Carvedilol and metoprolol have been studied most often. There is a theoretical advantage of carvedilol over metoprolol. Carvedilol is a nonselective beta-blocker that inhibits β1-, β2-, and α1-adrenoceptors with additional vasodilatory and antioxidant properties. Metoprolol is a selective β1- (and β2- at high dose) adrenoceptor blocker that does not have vasodilator or antioxidant properties (Foerster et al, 2008). The improvement in the LV fractional shortening appeared slightly better with carvedilol than with metoprolol.

However, β-adrenergic blockers should not be given to those with decompensated heart failure. Their use should be deferred until reestablishment of good fluid balance and stable blood pressure and should be started with a small dose and gradually increased. Contraindications to the use of β-adrenergic blockers include symptomatic bradycardia or heart block, significant hypotension, active asthma, and severe bronchial disease.

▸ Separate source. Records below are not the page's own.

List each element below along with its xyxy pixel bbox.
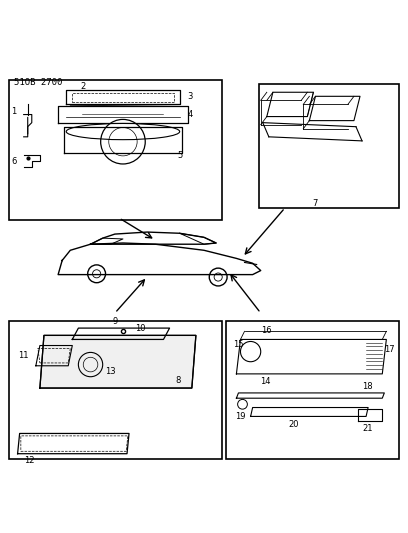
Bar	[9, 321, 222, 459]
Text: 1: 1	[11, 107, 17, 116]
Text: 4: 4	[188, 110, 193, 119]
Bar	[9, 80, 222, 220]
Text: 21: 21	[363, 424, 373, 433]
Bar	[259, 84, 399, 208]
Text: 9: 9	[112, 318, 118, 327]
Text: 16: 16	[261, 326, 271, 335]
Polygon shape	[40, 335, 196, 388]
Text: 8: 8	[175, 376, 181, 385]
Text: 20: 20	[288, 419, 298, 429]
Text: 6: 6	[11, 157, 17, 166]
Text: 17: 17	[384, 345, 395, 354]
Polygon shape	[91, 232, 216, 244]
Text: 12: 12	[24, 456, 34, 465]
Text: 10: 10	[135, 324, 146, 333]
Text: 51OB 2700: 51OB 2700	[13, 78, 62, 87]
Text: 5: 5	[177, 150, 183, 159]
Text: 18: 18	[362, 382, 373, 391]
Bar	[226, 321, 399, 459]
Polygon shape	[58, 243, 261, 274]
Text: 13: 13	[105, 367, 115, 376]
Text: 7: 7	[313, 199, 318, 208]
Text: 2: 2	[80, 82, 86, 91]
Text: 3: 3	[188, 92, 193, 101]
Text: 15: 15	[233, 340, 244, 349]
Text: 11: 11	[18, 351, 29, 360]
Text: 14: 14	[260, 377, 271, 386]
Ellipse shape	[66, 124, 180, 140]
Text: 19: 19	[235, 411, 246, 421]
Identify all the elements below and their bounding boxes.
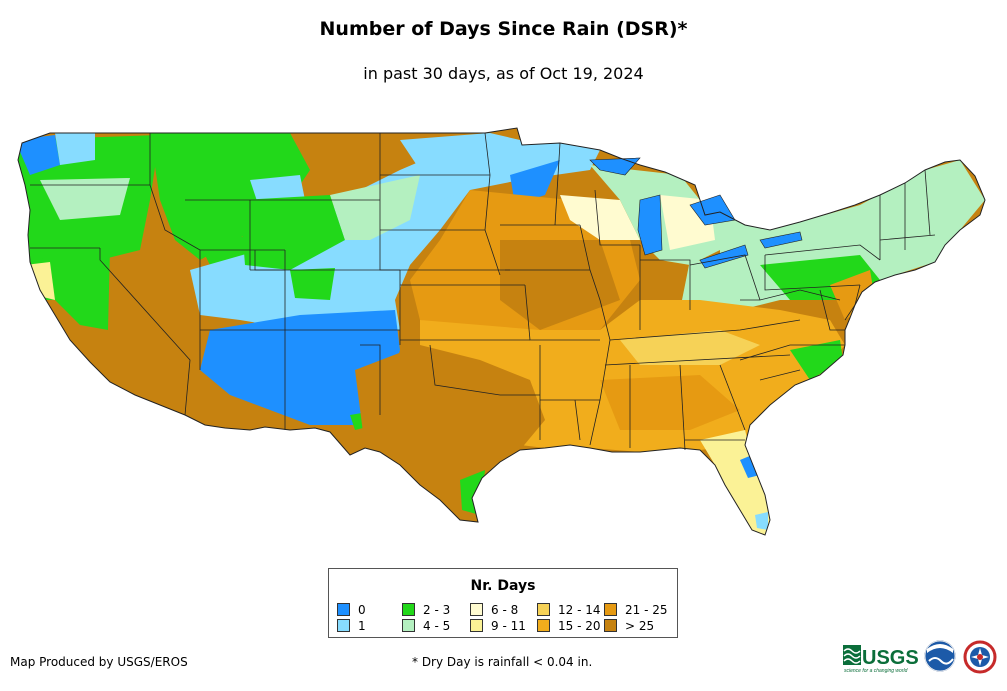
legend-item-0: 0 bbox=[337, 603, 366, 617]
legend-title: Nr. Days bbox=[470, 578, 536, 594]
svg-text:USGS: USGS bbox=[862, 647, 919, 669]
us-dsr-map bbox=[17, 127, 986, 536]
legend-swatch bbox=[402, 603, 415, 616]
legend-swatch bbox=[402, 619, 415, 632]
legend-swatch bbox=[537, 603, 550, 616]
legend-item-8: 21 - 25 bbox=[604, 603, 668, 617]
legend-item-5: 9 - 11 bbox=[470, 619, 526, 633]
noaa-logo bbox=[924, 640, 956, 672]
map-subtitle: in past 30 days, as of Oct 19, 2024 bbox=[363, 64, 644, 83]
usgs-logo: USGS science for a changing world bbox=[843, 645, 919, 674]
legend-item-1: 1 bbox=[337, 619, 366, 633]
legend-swatch bbox=[337, 619, 350, 632]
legend-item-7: 15 - 20 bbox=[537, 619, 601, 633]
legend-swatch bbox=[337, 603, 350, 616]
legend-swatch bbox=[537, 619, 550, 632]
legend-item-3: 4 - 5 bbox=[402, 619, 450, 633]
legend-item-4: 6 - 8 bbox=[470, 603, 518, 617]
svg-text:science for a changing world: science for a changing world bbox=[844, 668, 908, 674]
legend-swatch bbox=[604, 619, 617, 632]
nws-logo bbox=[963, 640, 997, 674]
legend-swatch bbox=[470, 619, 483, 632]
legend-swatch bbox=[604, 603, 617, 616]
legend-item-2: 2 - 3 bbox=[402, 603, 450, 617]
legend-box: Nr. Days 0 1 2 - 3 4 - 5 6 - 8 9 - 11 12… bbox=[328, 568, 678, 638]
legend-swatch bbox=[470, 603, 483, 616]
legend-item-9: > 25 bbox=[604, 619, 654, 633]
dry-day-footnote: * Dry Day is rainfall < 0.04 in. bbox=[412, 655, 593, 669]
map-title: Number of Days Since Rain (DSR)* bbox=[319, 18, 688, 40]
produced-by-credit: Map Produced by USGS/EROS bbox=[10, 655, 188, 669]
legend-item-6: 12 - 14 bbox=[537, 603, 601, 617]
agency-logos: USGS science for a changing world bbox=[843, 640, 997, 674]
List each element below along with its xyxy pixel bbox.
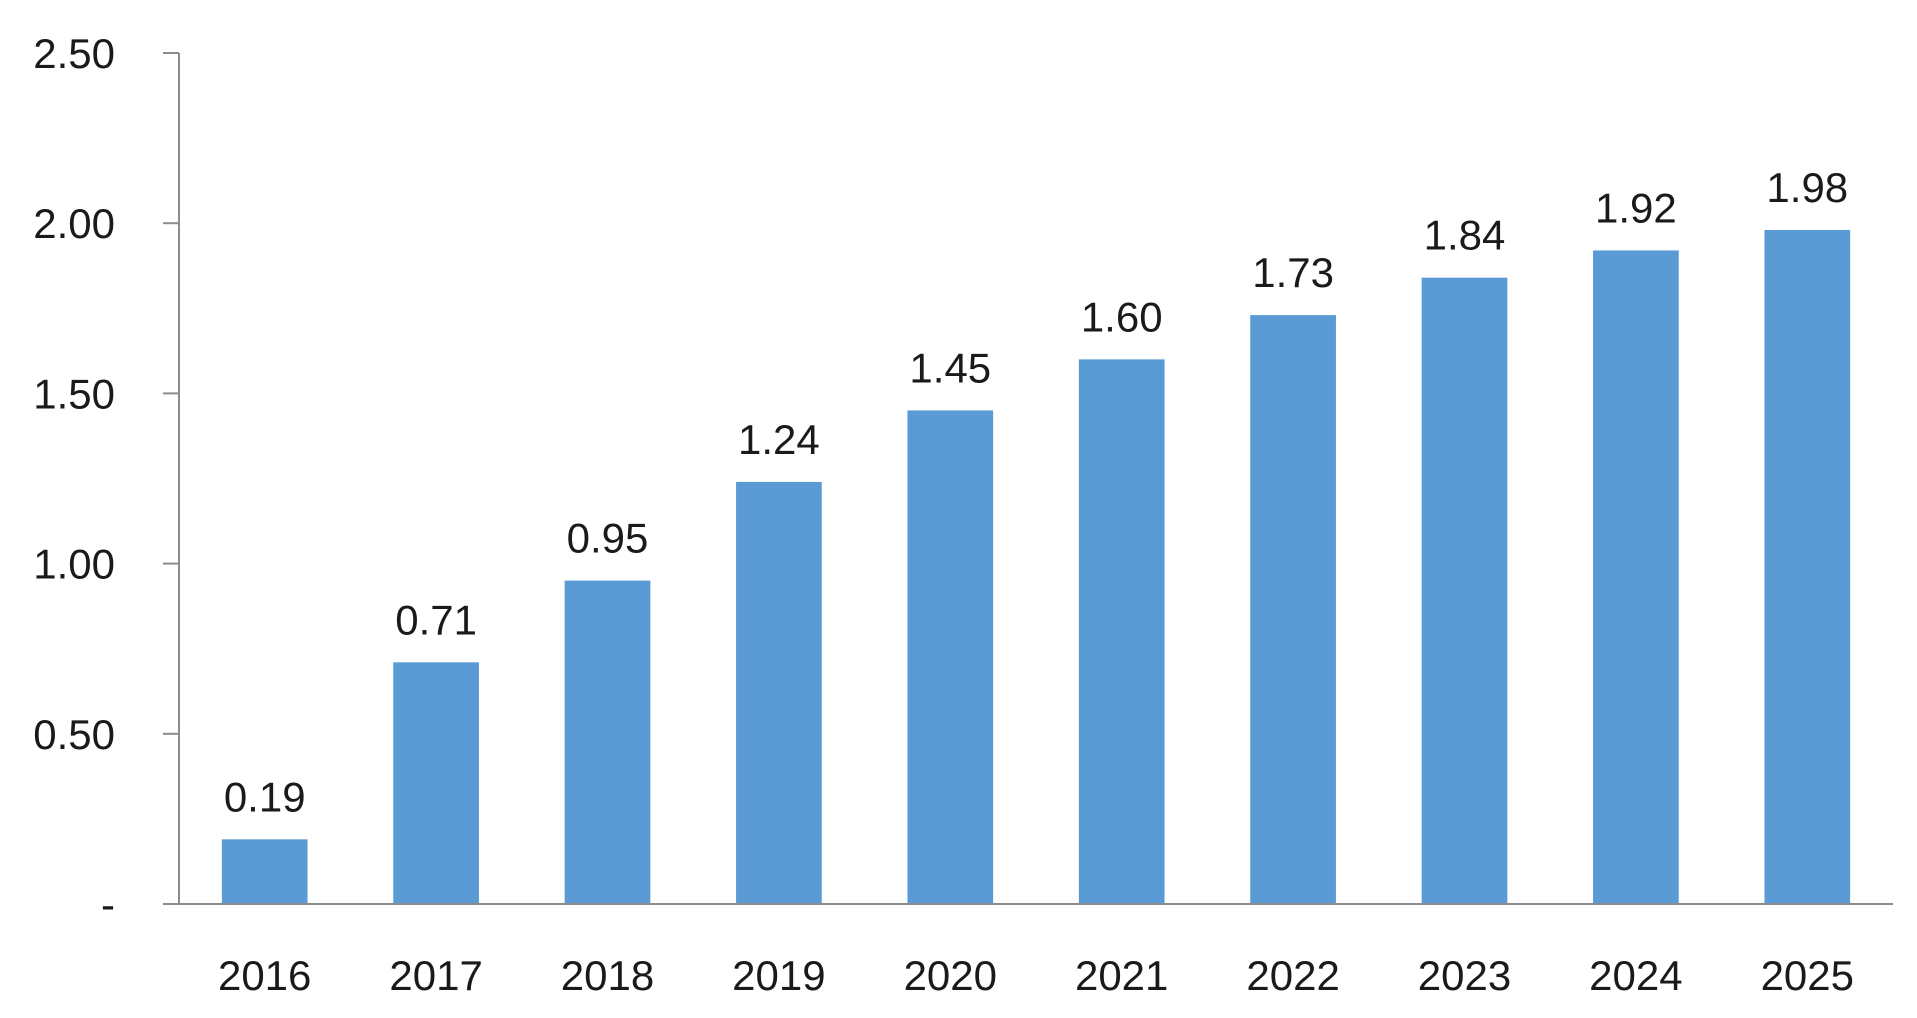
y-tick-label: 1.00: [33, 541, 115, 588]
x-tick-label-2020: 2020: [904, 952, 997, 999]
bar-2018: [564, 580, 651, 904]
data-label-2020: 1.45: [909, 344, 991, 391]
x-tick-label-2025: 2025: [1761, 952, 1854, 999]
y-tick-label: -: [101, 881, 115, 928]
x-tick-label-2021: 2021: [1075, 952, 1168, 999]
x-tick-label-2018: 2018: [561, 952, 654, 999]
y-tick-label: 1.50: [33, 370, 115, 417]
data-labels: 0.19 0.71 0.95 1.24 1.45 1.60 1.73 1.84 1.92 1.98: [224, 164, 1848, 820]
data-label-2025: 1.98: [1766, 164, 1848, 211]
data-label-2021: 1.60: [1081, 293, 1163, 340]
y-axis-ticks: - 0.50 1.00 1.50 2.00 2.50: [33, 30, 179, 928]
x-tick-label-2017: 2017: [389, 952, 482, 999]
bar-2017: [393, 662, 479, 904]
data-label-2024: 1.92: [1595, 184, 1677, 231]
bar-2024: [1593, 250, 1679, 904]
bar-2020: [907, 410, 994, 904]
axes: [178, 53, 1893, 905]
bar-2023: [1421, 277, 1508, 904]
bar-2021: [1078, 359, 1165, 904]
x-tick-label-2024: 2024: [1589, 952, 1682, 999]
bar-2022: [1250, 315, 1336, 904]
data-label-2017: 0.71: [395, 596, 477, 643]
data-label-2023: 1.84: [1424, 212, 1506, 259]
bar-2019: [736, 481, 822, 904]
x-tick-label-2019: 2019: [732, 952, 825, 999]
bars: [221, 230, 1851, 904]
x-tick-label-2023: 2023: [1418, 952, 1511, 999]
y-tick-label: 2.00: [33, 200, 115, 247]
x-tick-label-2016: 2016: [218, 952, 311, 999]
bar-2016: [221, 839, 308, 904]
data-label-2022: 1.73: [1252, 249, 1334, 296]
y-tick-label: 0.50: [33, 711, 115, 758]
x-tick-label-2022: 2022: [1246, 952, 1339, 999]
data-label-2018: 0.95: [567, 515, 649, 562]
y-tick-label: 2.50: [33, 30, 115, 77]
data-label-2019: 1.24: [738, 416, 820, 463]
x-axis-labels: 2016 2017 2018 2019 2020 2021 2022 2023 2024 2025: [218, 952, 1854, 999]
data-label-2016: 0.19: [224, 773, 306, 820]
bar-2025: [1764, 230, 1851, 904]
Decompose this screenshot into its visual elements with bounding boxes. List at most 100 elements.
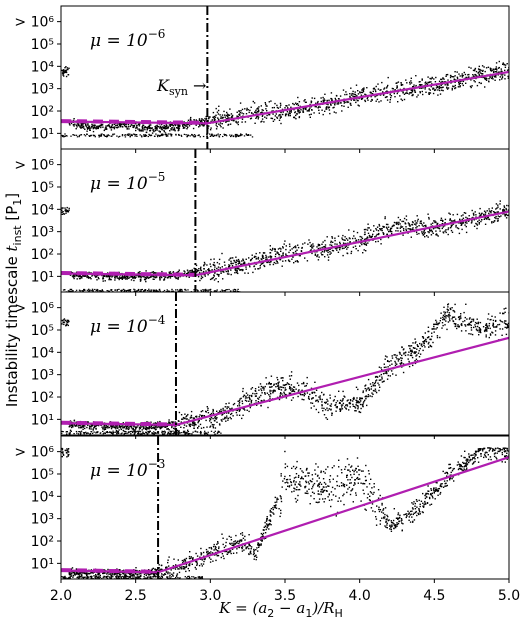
- scatter-point: [209, 414, 211, 416]
- scatter-point: [167, 428, 169, 430]
- scatter-point: [81, 126, 84, 129]
- scatter-point: [311, 245, 313, 247]
- scatter-point: [439, 89, 441, 92]
- scatter-point: [69, 274, 72, 276]
- scatter-point: [402, 363, 405, 365]
- scatter-point: [280, 255, 283, 257]
- scatter-point: [102, 428, 104, 430]
- scatter-point: [83, 275, 85, 277]
- scatter-point: [262, 257, 264, 259]
- scatter-point: [277, 382, 279, 384]
- scatter-point: [300, 109, 302, 111]
- scatter-point: [142, 130, 144, 132]
- scatter-point: [257, 401, 260, 403]
- scatter-point: [494, 334, 497, 336]
- scatter-point: [136, 124, 138, 127]
- scatter-point: [218, 135, 220, 137]
- scatter-point: [488, 322, 491, 325]
- scatter-point: [278, 119, 281, 121]
- scatter-point: [269, 397, 271, 399]
- scatter-point: [440, 312, 442, 314]
- scatter-point: [146, 427, 148, 429]
- scatter-point: [101, 124, 104, 126]
- scatter-point: [125, 290, 127, 292]
- scatter-point: [250, 106, 252, 108]
- scatter-point: [278, 388, 280, 390]
- scatter-point: [496, 207, 498, 209]
- scatter-point: [116, 433, 118, 435]
- scatter-point: [245, 266, 247, 268]
- scatter-point: [230, 260, 232, 262]
- scatter-point: [414, 505, 416, 507]
- scatter-point: [67, 74, 70, 76]
- scatter-point: [304, 107, 306, 109]
- scatter-point: [239, 269, 241, 271]
- scatter-point: [95, 289, 98, 292]
- scatter-point: [256, 112, 258, 114]
- scatter-point: [432, 87, 434, 89]
- scatter-point: [84, 128, 86, 130]
- scatter-point: [317, 399, 319, 401]
- scatter-point: [325, 417, 327, 419]
- scatter-point: [326, 100, 328, 102]
- scatter-point: [83, 424, 85, 426]
- scatter-point: [163, 433, 165, 435]
- scatter-point: [486, 327, 488, 329]
- scatter-point: [410, 350, 412, 353]
- scatter-point: [178, 134, 180, 136]
- scatter-point: [488, 336, 490, 339]
- scatter-point: [167, 133, 170, 135]
- scatter-point: [314, 254, 316, 256]
- scatter-point: [455, 226, 457, 228]
- scatter-point: [346, 252, 349, 255]
- scatter-point: [121, 134, 124, 136]
- scatter-point: [349, 402, 352, 405]
- scatter-point: [202, 290, 205, 292]
- scatter-point: [369, 395, 371, 397]
- scatter-point: [213, 264, 215, 266]
- scatter-point: [67, 321, 69, 324]
- scatter-point: [133, 425, 135, 427]
- scatter-point: [321, 391, 323, 394]
- scatter-point: [125, 428, 127, 430]
- scatter-point: [69, 433, 71, 435]
- scatter-point: [424, 88, 426, 90]
- scatter-point: [426, 235, 428, 237]
- scatter-point: [179, 275, 181, 278]
- scatter-point: [390, 95, 393, 97]
- scatter-point: [265, 103, 267, 105]
- scatter-point: [209, 278, 212, 281]
- scatter-point: [341, 408, 344, 410]
- scatter-point: [210, 421, 212, 424]
- scatter-point: [236, 134, 239, 136]
- scatter-point: [394, 89, 396, 91]
- scatter-point: [224, 134, 226, 136]
- scatter-point: [454, 71, 456, 73]
- scatter-point: [479, 327, 481, 330]
- scatter-point: [454, 84, 456, 87]
- scatter-point: [206, 264, 208, 266]
- scatter-point: [343, 102, 345, 104]
- scatter-point: [145, 135, 147, 137]
- scatter-point: [264, 392, 266, 394]
- scatter-point: [134, 289, 136, 291]
- scatter-point: [73, 424, 76, 426]
- scatter-point: [105, 125, 107, 127]
- scatter-point: [446, 328, 448, 331]
- scatter-point: [172, 433, 175, 435]
- scatter-point: [177, 290, 180, 292]
- scatter-point: [416, 233, 418, 235]
- scatter-point: [279, 393, 282, 395]
- scatter-point: [387, 236, 390, 239]
- scatter-point: [443, 319, 446, 321]
- y-tick-label: 10³: [31, 368, 54, 384]
- scatter-point: [213, 258, 215, 260]
- scatter-point: [408, 93, 410, 95]
- scatter-point: [106, 276, 108, 278]
- scatter-point: [502, 62, 504, 64]
- scatter-point: [269, 389, 271, 392]
- scatter-point: [233, 288, 236, 290]
- scatter-point: [446, 73, 449, 76]
- scatter-point: [419, 92, 421, 94]
- scatter-point: [232, 415, 234, 417]
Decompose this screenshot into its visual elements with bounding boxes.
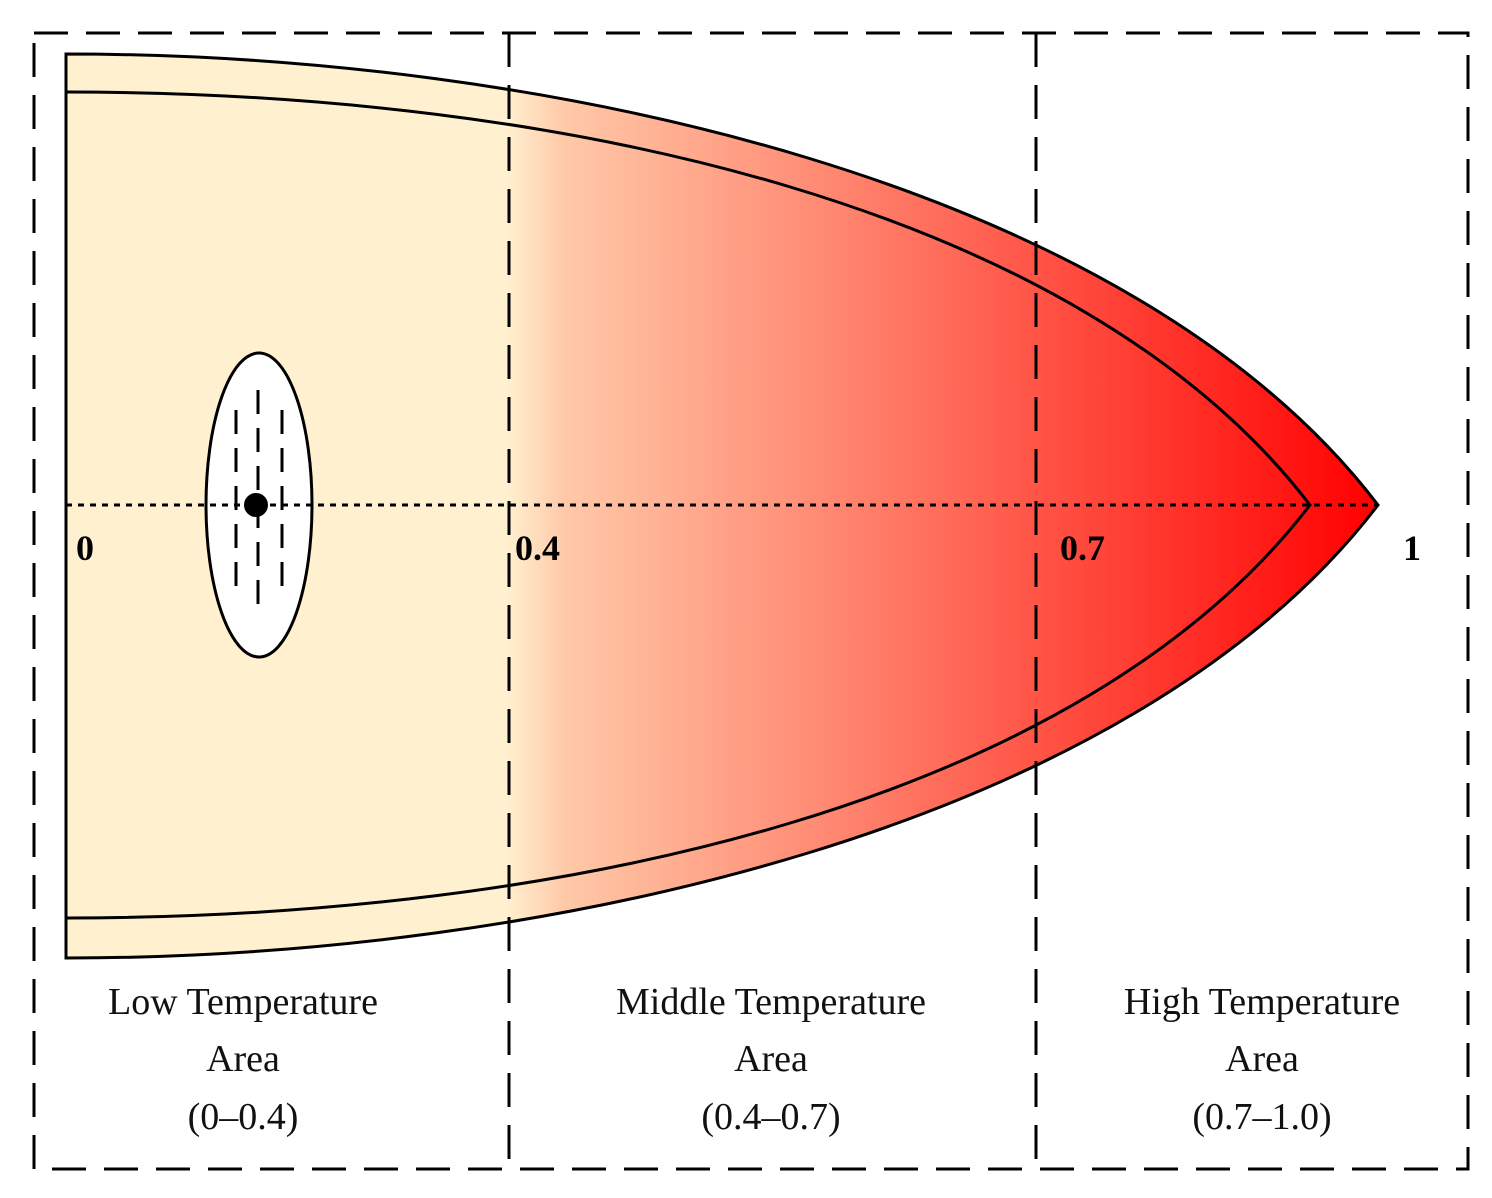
zone-high-area: Area — [1225, 1038, 1299, 1080]
zone-middle: Middle Temperature Area (0.4–0.7) — [616, 981, 926, 1138]
scale-label-0-7: 0.7 — [1060, 528, 1105, 568]
zone-low: Low Temperature Area (0–0.4) — [108, 981, 378, 1138]
zone-high: High Temperature Area (0.7–1.0) — [1124, 981, 1400, 1138]
zone-middle-area: Area — [734, 1038, 808, 1080]
zone-middle-range: (0.4–0.7) — [701, 1096, 840, 1138]
scale-label-1: 1 — [1403, 528, 1421, 568]
outer-dashed-frame — [32, 31, 1470, 1171]
zone-low-title: Low Temperature — [108, 981, 378, 1023]
inner-boundary-curve — [65, 90, 1312, 920]
zone-middle-title: Middle Temperature — [616, 981, 926, 1023]
zone-high-title: High Temperature — [1124, 981, 1400, 1023]
scale-label-0-4: 0.4 — [515, 528, 560, 568]
center-particle-dot — [244, 493, 268, 517]
zone-low-range: (0–0.4) — [188, 1096, 299, 1138]
zone-low-area: Area — [206, 1038, 280, 1080]
scale-label-0: 0 — [76, 528, 94, 568]
zone-high-range: (0.7–1.0) — [1192, 1096, 1331, 1138]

Although earlier noncontrolled studies have implied effectiveness of carvedilol and other β-adrenoceptors in the treatment of pediatric heart failure, a more recent, 26 multicenter large-scale, prospective, randomized trials on 150 patients did not reach the same conclusion (Shaddy et al, 2007). In that study, the patients were divided into three groups; placebo group and low and high doses of carvedilol groups (0.4 mg and 0.8 mg/kg/day, respectively). All patients were on standard treatment with ACE inhibitors and diuretics. The study found no significant differences among the three groups in terms of symptoms and echocardiographic indices over the 6-month period of follow-up. However, it has found a surprising number of patients showing spontaneous improvement in all three groups. It also found a trend to better outcome in patients who have morphologic LVs (as seen in patients with tricuspid atresia).

Carnitine

Carnitine, which is an essential cofactor for transport of long-chain fatty acids into mitochondria for oxidation, has been shown to be beneficial in some cases of cardiomyopathy, especially those with suggestive evidence of disorders of metabolism (Helton et al, 2000). Most of these patients had dilated cardiomyopathy. The dosage of L-carnitine was 50 to 100 mg/kg/day, given twice a day or three times a day orally (maximum daily dose, 3 g). It improved myocardial function, reduced cardiomegaly, and improved muscle weakness. Animal studies suggest potential protective and therapeutic effects on doxorubicin-induced cardiomyopathy in rats.

Surgical Management

If medical treatment with the previously mentioned regimens does not improve CHF caused by CHDs within a few weeks to months, one should consider either palliative or corrective cardiac surgery for the underlying cardiac defect when technically feasible.

Cardiac transplantation is an option for a patient with progressively deteriorating cardiomyopathy despite maximal medical treatment.